The swiss army 🔪 for discharge abstract database!
DADpy provides a set of functions for using the DAD dataset for machine learning and visualization. The package does not include the dataset. Academic researchers can request the DAD dataset from CIHI. This is an unofficial repo and is not affiliated with CIHI. Please retain the disclaimer below in forks. Read docs
git clone https://github.com/dermatologist/dadpy.git
cd dadpy
pip install -e .
from dadpy import DadLoad
from dadpy import DadRead
from dadpy import DadEmbedding
# csv file is also supported
dl = DadLoad('/path/to/dad/sample/spss/sav/file/clin_sample_spss.sav')
dr = DadRead(dl.sample)
de = DadEmbedding(dl.sample)
# records with obesity as pandas df
print(dr.has_diagnosis('E66'))
# Partial gastrectomy for repair of gastric diverticulum
print(dr.has_treatment('1NF80'))
# comorbidities as dict for visualization
print(dr.comorbidity('E66')) # Obesity
# co-occurance of treatments as dict
print(dr.interventions('1NF80')) # Partial gastrectomy for repair of gastric diverticulum
# Get the one-hot-encoded vector for machine learning
dr.vector(dr.has_diagnosis('E66'), significant_chars=3, include_treatments=True)
# Play with embeddings
print(de.embedding().wv.most_similar_cosmul(['J90'])) #neighbours of 'pleural effusion' -> E877 Fluid overload.

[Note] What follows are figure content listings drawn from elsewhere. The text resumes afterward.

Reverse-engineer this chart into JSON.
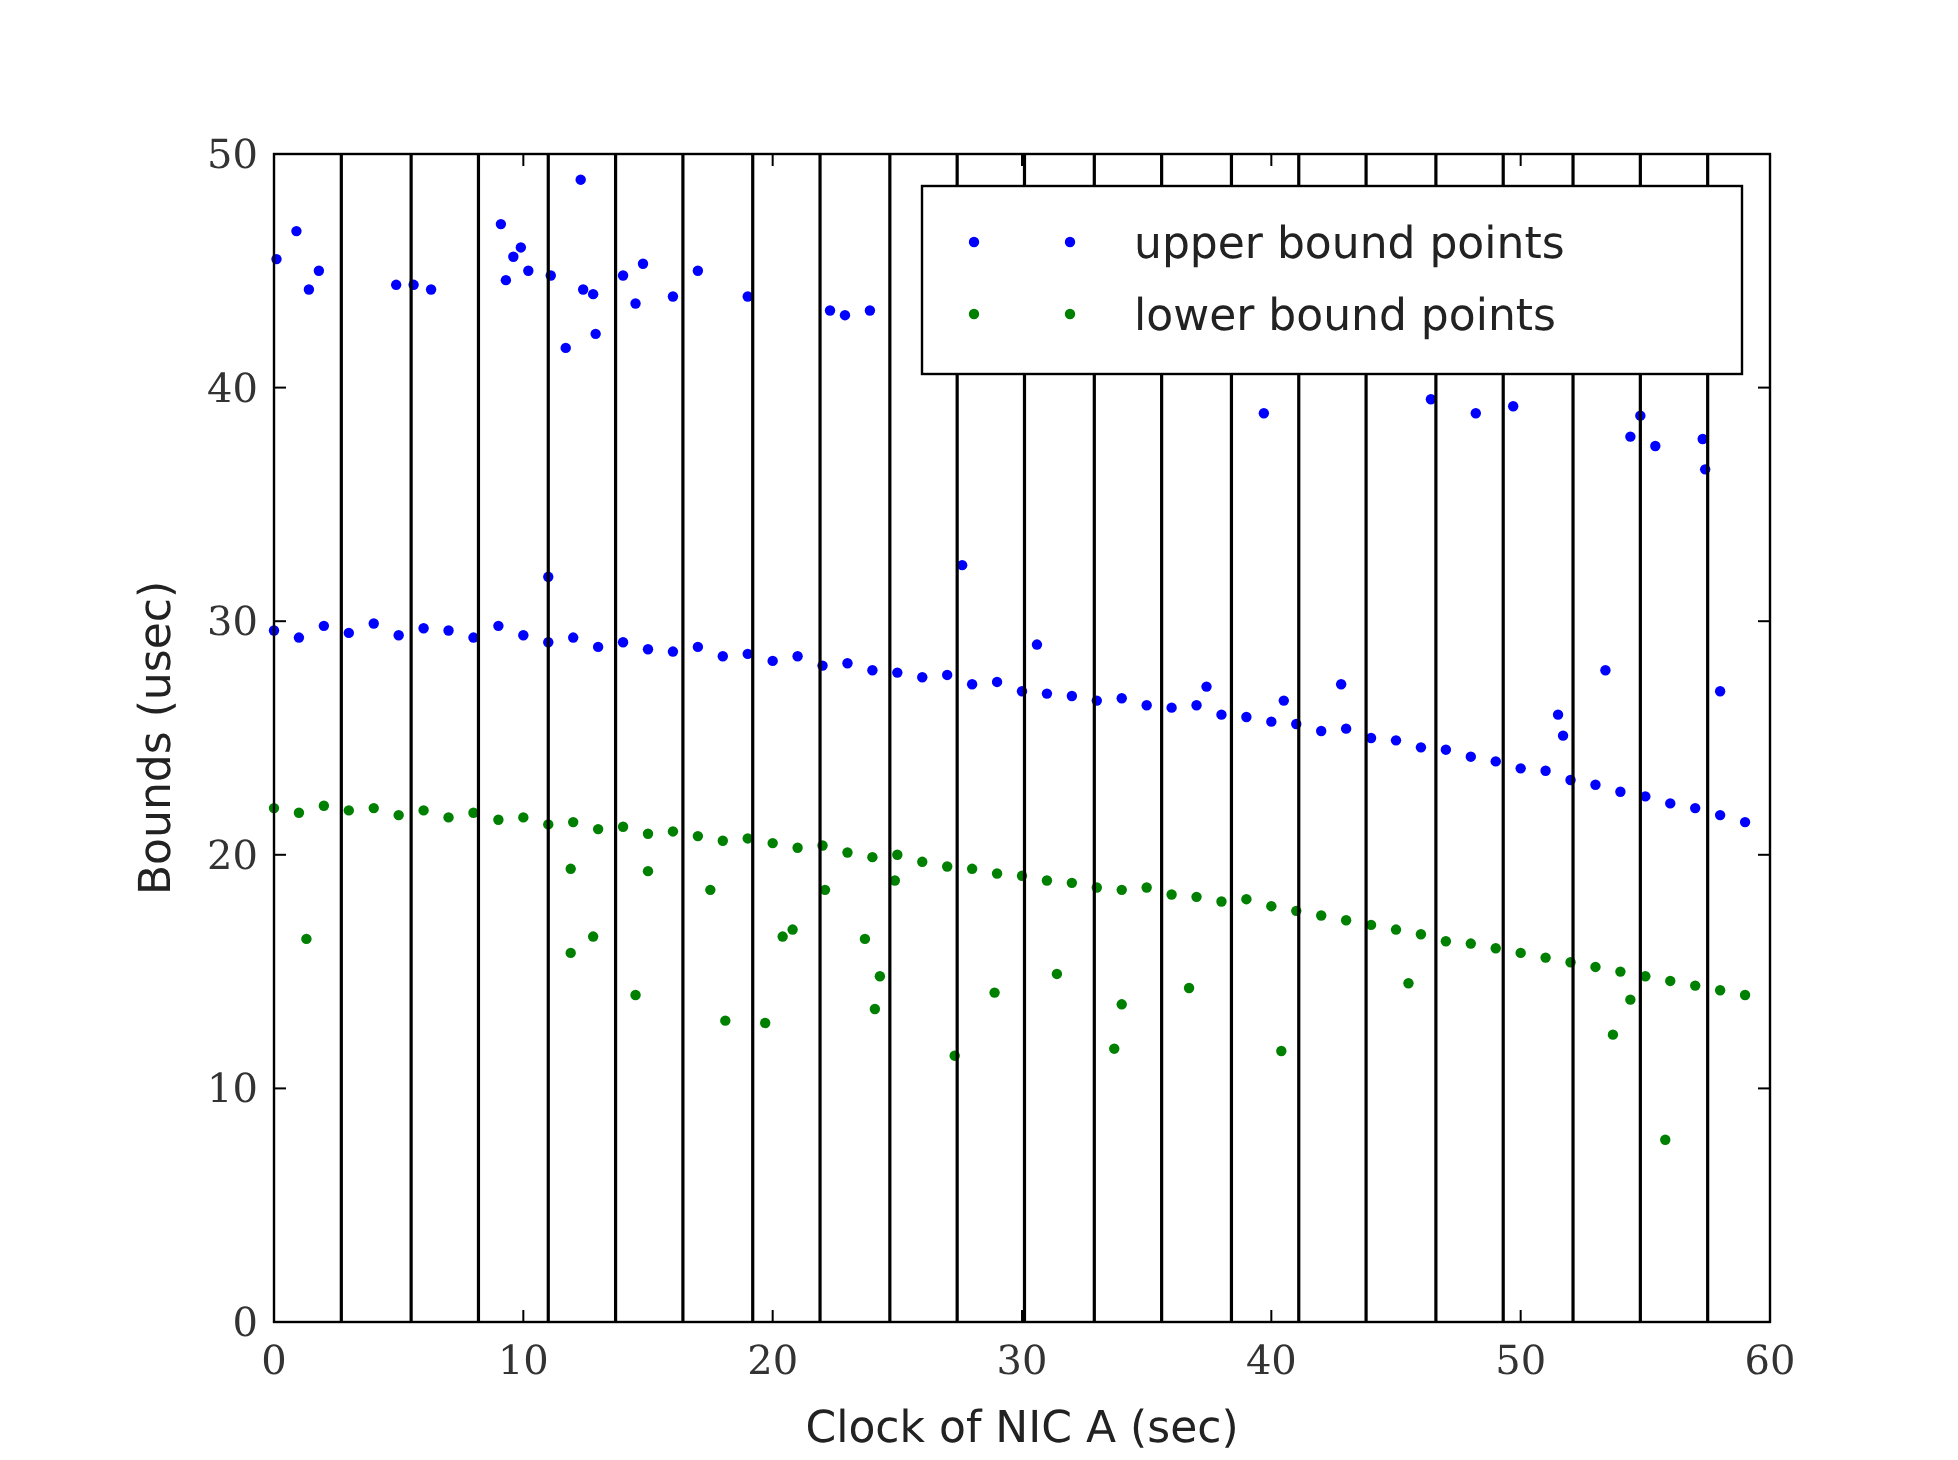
{
  "chart_data": {
    "type": "scatter",
    "xlabel": "Clock of NIC A (sec)",
    "ylabel": "Bounds (usec)",
    "xlim": [
      0,
      60
    ],
    "ylim": [
      0,
      50
    ],
    "xticks": [
      0,
      10,
      20,
      30,
      40,
      50,
      60
    ],
    "yticks": [
      0,
      10,
      20,
      30,
      40,
      50
    ],
    "grid": false,
    "legend": "top right",
    "marker": "circle",
    "series": [
      {
        "name": "upper bound points",
        "color": "#0000ff",
        "x": [
          0,
          1,
          2,
          3,
          4,
          5,
          6,
          7,
          8,
          9,
          10,
          11,
          12,
          13,
          14,
          15,
          16,
          17,
          18,
          19,
          20,
          21,
          22,
          23,
          24,
          25,
          26,
          27,
          28,
          29,
          30,
          31,
          32,
          33,
          34,
          35,
          36,
          37,
          38,
          39,
          40,
          41,
          42,
          43,
          44,
          45,
          46,
          47,
          48,
          49,
          50,
          51,
          52,
          53,
          54,
          55,
          56,
          57,
          58,
          59,
          0.1,
          0.9,
          1.4,
          1.8,
          4.9,
          5.6,
          6.3,
          9.1,
          9.3,
          9.6,
          9.9,
          10.2,
          11.1,
          11.7,
          12.3,
          12.4,
          12.8,
          12.9,
          14,
          14.5,
          14.8,
          16,
          17,
          19,
          22.3,
          22.9,
          23.9,
          11,
          27.6,
          30.6,
          37.4,
          39.7,
          40.5,
          42.8,
          46.4,
          48.2,
          49.7,
          51.5,
          51.7,
          53.4,
          54.4,
          54.8,
          55.4,
          57.3,
          57.4,
          58
        ],
        "values": [
          29.6,
          29.3,
          29.8,
          29.5,
          29.9,
          29.4,
          29.7,
          29.6,
          29.3,
          29.8,
          29.4,
          29.1,
          29.3,
          28.9,
          29.1,
          28.8,
          28.7,
          28.9,
          28.5,
          28.6,
          28.3,
          28.5,
          28.1,
          28.2,
          27.9,
          27.8,
          27.6,
          27.7,
          27.3,
          27.4,
          27,
          26.9,
          26.8,
          26.6,
          26.7,
          26.4,
          26.3,
          26.4,
          26,
          25.9,
          25.7,
          25.6,
          25.3,
          25.4,
          25,
          24.9,
          24.6,
          24.5,
          24.2,
          24,
          23.7,
          23.6,
          23.2,
          23,
          22.7,
          22.5,
          22.2,
          22,
          21.7,
          21.4,
          45.5,
          46.7,
          44.2,
          45,
          44.4,
          44.4,
          44.2,
          47,
          44.6,
          45.6,
          46,
          45,
          44.8,
          41.7,
          48.9,
          44.2,
          44,
          42.3,
          44.8,
          43.6,
          45.3,
          43.9,
          45,
          43.9,
          43.3,
          43.1,
          43.3,
          31.9,
          32.4,
          29,
          27.2,
          38.9,
          26.6,
          27.3,
          39.5,
          38.9,
          39.2,
          26,
          25.1,
          27.9,
          37.9,
          38.8,
          37.5,
          37.8,
          36.5,
          27
        ]
      },
      {
        "name": "lower bound points",
        "color": "#008000",
        "x": [
          0,
          1,
          2,
          3,
          4,
          5,
          6,
          7,
          8,
          9,
          10,
          11,
          12,
          13,
          14,
          15,
          16,
          17,
          18,
          19,
          20,
          21,
          22,
          23,
          24,
          25,
          26,
          27,
          28,
          29,
          30,
          31,
          32,
          33,
          34,
          35,
          36,
          37,
          38,
          39,
          40,
          41,
          42,
          43,
          44,
          45,
          46,
          47,
          48,
          49,
          50,
          51,
          52,
          53,
          54,
          55,
          56,
          57,
          58,
          59,
          1.3,
          11.9,
          11.9,
          12.8,
          14.5,
          15,
          17.5,
          18.1,
          19.7,
          20.4,
          20.8,
          22.1,
          23.7,
          24.1,
          24.3,
          24.9,
          27.3,
          28.9,
          31.4,
          33.7,
          34,
          36.7,
          40.4,
          45.5,
          53.7,
          55.8,
          54.4
        ],
        "values": [
          22,
          21.8,
          22.1,
          21.9,
          22,
          21.7,
          21.9,
          21.6,
          21.8,
          21.5,
          21.6,
          21.3,
          21.4,
          21.1,
          21.2,
          20.9,
          21,
          20.8,
          20.6,
          20.7,
          20.5,
          20.3,
          20.4,
          20.1,
          19.9,
          20,
          19.7,
          19.5,
          19.4,
          19.2,
          19.1,
          18.9,
          18.8,
          18.6,
          18.5,
          18.6,
          18.3,
          18.2,
          18,
          18.1,
          17.8,
          17.6,
          17.4,
          17.2,
          17,
          16.8,
          16.6,
          16.3,
          16.2,
          16,
          15.8,
          15.6,
          15.4,
          15.2,
          15,
          14.8,
          14.6,
          14.4,
          14.2,
          14,
          16.4,
          19.4,
          15.8,
          16.5,
          14,
          19.3,
          18.5,
          12.9,
          12.8,
          16.5,
          16.8,
          18.5,
          16.4,
          13.4,
          14.8,
          18.9,
          11.4,
          14.1,
          14.9,
          11.7,
          13.6,
          14.3,
          11.6,
          14.5,
          12.3,
          7.8,
          13.8
        ]
      }
    ],
    "ref_lines": [
      {
        "axis": "x",
        "value": 2.7,
        "color": "#000000"
      },
      {
        "axis": "x",
        "value": 5.5,
        "color": "#000000"
      },
      {
        "axis": "x",
        "value": 8.2,
        "color": "#000000"
      },
      {
        "axis": "x",
        "value": 11,
        "color": "#000000"
      },
      {
        "axis": "x",
        "value": 13.7,
        "color": "#000000"
      },
      {
        "axis": "x",
        "value": 16.4,
        "color": "#000000"
      },
      {
        "axis": "x",
        "value": 19.2,
        "color": "#000000"
      },
      {
        "axis": "x",
        "value": 21.9,
        "color": "#000000"
      },
      {
        "axis": "x",
        "value": 24.7,
        "color": "#000000"
      },
      {
        "axis": "x",
        "value": 27.4,
        "color": "#000000"
      },
      {
        "axis": "x",
        "value": 30.1,
        "color": "#000000"
      },
      {
        "axis": "x",
        "value": 32.9,
        "color": "#000000"
      },
      {
        "axis": "x",
        "value": 35.6,
        "color": "#000000"
      },
      {
        "axis": "x",
        "value": 38.4,
        "color": "#000000"
      },
      {
        "axis": "x",
        "value": 41.1,
        "color": "#000000"
      },
      {
        "axis": "x",
        "value": 43.8,
        "color": "#000000"
      },
      {
        "axis": "x",
        "value": 46.6,
        "color": "#000000"
      },
      {
        "axis": "x",
        "value": 49.3,
        "color": "#000000"
      },
      {
        "axis": "x",
        "value": 52.1,
        "color": "#000000"
      },
      {
        "axis": "x",
        "value": 54.8,
        "color": "#000000"
      },
      {
        "axis": "x",
        "value": 57.5,
        "color": "#000000"
      }
    ]
  }
}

- See notebooks folder for visualizations
- PR welcome. Please see CONTRIBUTING.md
- Add jupiter notebooks to the notebook folder. Include the disclaimer below.
Parts of this material are based on the Canadian Institute for Health Information Discharge Abstract Database Research Analytic Files (sampled from fiscal years 2016-17). However the analysis, conclusions, opinions and statements expressed herein are those of the author(s) and not those of the Canadian Institute for Health Information.